Following the West Indies’ innings and 51-run loss to India in the first Test in Kolkata, there were mounting calls for Sammy to be dropped, but the West Indian captain noted that he was unfazed by all the criticism.

“I have been through this situation since the first day I started my career,” Sammy said. “To be honest, right now, I am not even worried about it. I am not worried about the criticism. I am here to do a job to the best of my ability. Once the selectors or someone feels it is time to move on then so be it. We have moved on from Sammy in one-day cricket as captain, I will still enjoy my game. That is the least of my worries right now.”

Sammy also revealed that the West Indies have a gameplan on how to tackle India pace bowler Mohammed Shami, whose reverse swing allowed him to claim nine wickets in his debut Test match.

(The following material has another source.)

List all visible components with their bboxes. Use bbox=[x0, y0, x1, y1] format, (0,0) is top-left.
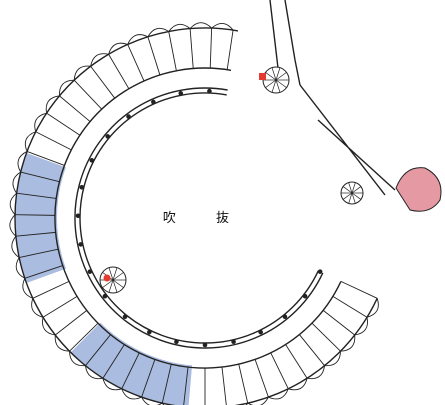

“We are prepared for that,” Sammy said. “Throughout the sessions, we have batted in Mumbai, we have got the balls scratched up, to get the reverse swing going. To practice more realistically, what we are going to face out there in the middle. It’s good when you have a raw quality that nobody knows about. He got a chance to play for India and he grabbed it with both hands.

“Also, we are prepared for other bowlers like Ashwin and Ojha. It’s about executing our plans properly and whatever India brings at us, we are ready to face it especially in pressure situations.”

One major concern for the West Indies has been the performance of flamboyant opening batsman Chris Gayle, but Sammy defended the big-hitting behemoth, stating that he “could come out on any given day”.

“I am not worried about Chris,” he said. “Chris is someone that could come out on any given day, like he has done all over the world, showing his attack. Hopefully, he could start with this match. Over the years, we have learnt not to rely on one person. His form is not a worry for us. It’s us collectively as a batting group that is more worrying than one person in particular. We have to bat at least 120 overs in the first innings. It is very important to get a good first innings score here in India and we have not been able to do that.”

One area in which Sammy would like the West Indies to improve upon is playing all five days of a Test match instead of being thrashed in under three days, like they were in Kolkata.

“It is always tough to play India in India,” he admitted. “It is a tough battle. These things are like [a] challenge. We have to show that we [can] rise to the occasion and come there and give Sachin a good send-off. The pitch looks really good. It looks like a good cricket pitch and we all know Mumbai is good for the first three or three and a half days and the spinners can play.

“So, hopefully, we could stretch and play five full days of cricket.”